Facebook is again criticizing upcoming privacy changes to Apple’s iOS that could uproot ad-tracking features used by apps. The social network on Wednesday ran full-page newspaper ads saying the feature in iOS 14, expected to be released early next year, will hurt small businesses. The company also expanded on its position in a blog post, saying that Apple’s new policy is “more about profit than privacy.” 

Apple announced several new privacy updates for iOS at its Worldwide Developers Conference earlier this year, including a feature called App Tracking Transparency that would require people to opt in to apps collecting their data rather than needing them to opt out. The update threatens to uproot several ad-tracking features in apps, including Facebook. In September, Apple decided to delay the feature’s rollout to 2021 so developers could have more time to make necessary changes. 

Facebook’s criticism of Apple is the latest in an ongoing public fight between two of the world’s largest tech companies. The social network, which has also been under fire for failing to safeguard user privacy, views Apple’s changes as an attack on personalized advertising. Facebook makes most of its money from ads, which allows it to avoid charging people a subscription fee to use the social network.

Facebook has previously said the iOS update would mean less profit for advertisers because of less effective tracking. In the ads on Wednesday, Facebook says: “While limiting how personalized ads can be used does impact larger companies like us, these changes will be devastating to small businesses.”

Apple has defended the tracking changes, saying they give users more control. In a public letter last month, Jane Horvath, the company’s privacy chief, called out Facebook for its data collection practices and said Apple remains “fully committed” to its app tracking transparency feature and other privacy protections.

“Facebook executives have made clear their intent is to collect as much data as possible across both first and third party products to develop and monetize detailed profiles of their users, and this disregard for user privacy continues to expand to include more of their products,” Horvath wrote. 

Dan Levy, who oversees ads and business products, said in a press call on Wednesday that Apple was “behaving anti-competitively by using their control of the App Store to benefit their bottom line at the expense of creators and small businesses.” If services turn away from ads and start charging a subscription fee or in-app payments, Apple benefits because the company makes money from fees charged to developers, Levy said. 

The impact to Facebook’s business will be “less severe” because the company has a diverse ads business with more than 10 million advertisers. Compared with small businesses, he said, Facebook “will be fine.”
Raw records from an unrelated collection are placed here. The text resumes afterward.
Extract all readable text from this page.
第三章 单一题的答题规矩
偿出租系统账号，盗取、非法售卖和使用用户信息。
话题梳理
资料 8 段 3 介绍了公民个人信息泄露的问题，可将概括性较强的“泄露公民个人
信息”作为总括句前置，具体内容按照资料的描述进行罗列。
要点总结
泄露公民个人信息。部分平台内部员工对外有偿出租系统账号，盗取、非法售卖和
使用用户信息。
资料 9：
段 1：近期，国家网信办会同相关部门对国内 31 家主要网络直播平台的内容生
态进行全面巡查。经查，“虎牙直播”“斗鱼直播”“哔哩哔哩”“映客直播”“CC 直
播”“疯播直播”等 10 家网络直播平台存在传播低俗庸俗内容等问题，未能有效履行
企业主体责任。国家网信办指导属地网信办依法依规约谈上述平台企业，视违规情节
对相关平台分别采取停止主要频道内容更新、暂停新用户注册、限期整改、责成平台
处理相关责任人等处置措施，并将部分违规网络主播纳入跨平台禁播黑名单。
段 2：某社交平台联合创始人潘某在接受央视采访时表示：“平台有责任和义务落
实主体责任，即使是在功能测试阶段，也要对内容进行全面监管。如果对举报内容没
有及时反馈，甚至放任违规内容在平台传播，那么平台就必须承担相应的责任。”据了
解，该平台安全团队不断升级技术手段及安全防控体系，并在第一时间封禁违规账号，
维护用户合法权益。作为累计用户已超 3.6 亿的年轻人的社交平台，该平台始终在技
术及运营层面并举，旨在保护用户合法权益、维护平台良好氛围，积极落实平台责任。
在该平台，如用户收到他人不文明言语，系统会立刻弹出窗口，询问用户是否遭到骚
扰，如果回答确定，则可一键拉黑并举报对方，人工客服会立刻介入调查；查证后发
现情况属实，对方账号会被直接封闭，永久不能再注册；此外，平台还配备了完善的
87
“This is not just a tech fight over different pieces of technology and policy,” Levy said. “This is a set of changes and a start on what we believe is a long strategic move from Apple towards fundamentally changing how the free internet and advertising works for small businesses.”
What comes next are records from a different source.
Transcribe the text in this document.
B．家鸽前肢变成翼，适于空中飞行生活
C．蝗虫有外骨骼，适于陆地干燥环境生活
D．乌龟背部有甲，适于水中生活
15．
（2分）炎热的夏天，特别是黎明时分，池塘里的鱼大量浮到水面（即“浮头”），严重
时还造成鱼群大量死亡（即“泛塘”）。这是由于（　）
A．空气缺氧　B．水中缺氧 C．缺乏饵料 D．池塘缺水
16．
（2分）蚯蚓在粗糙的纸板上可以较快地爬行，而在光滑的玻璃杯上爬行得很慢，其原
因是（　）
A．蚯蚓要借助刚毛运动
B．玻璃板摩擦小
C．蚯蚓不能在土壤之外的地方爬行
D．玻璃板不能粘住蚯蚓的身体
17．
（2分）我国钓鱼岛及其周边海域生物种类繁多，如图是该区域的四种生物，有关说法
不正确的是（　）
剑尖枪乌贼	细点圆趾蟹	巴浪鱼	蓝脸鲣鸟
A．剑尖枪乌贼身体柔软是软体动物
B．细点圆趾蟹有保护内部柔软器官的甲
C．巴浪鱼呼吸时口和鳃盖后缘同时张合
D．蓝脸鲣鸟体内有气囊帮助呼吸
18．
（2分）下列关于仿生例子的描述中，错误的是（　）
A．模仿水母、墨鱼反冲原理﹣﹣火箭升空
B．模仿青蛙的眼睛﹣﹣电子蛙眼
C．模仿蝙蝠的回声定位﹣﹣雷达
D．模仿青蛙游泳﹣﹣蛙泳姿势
Steve Satterfield, a director of privacy and public policy at Facebook, also said during the press call that it will also support Epic Games, the company behind the popular video game Fortnite, which filed a lawsuit against Apple earlier this year alleging the iPhone maker engaged in anti-competitive practices by demanding up to a 30% cut of app sales made on the iPhone and iPad. Epic Games also sued Google and Fortnite was removed from Apple’s App Store and the Google Play Store.

“We are prepared to provide relevant information in their litigation about how Apple’s policies are hurting the millions of people and businesses who use our services,” Satterfield said.

Epic didn’t immediately respond to a request for comment.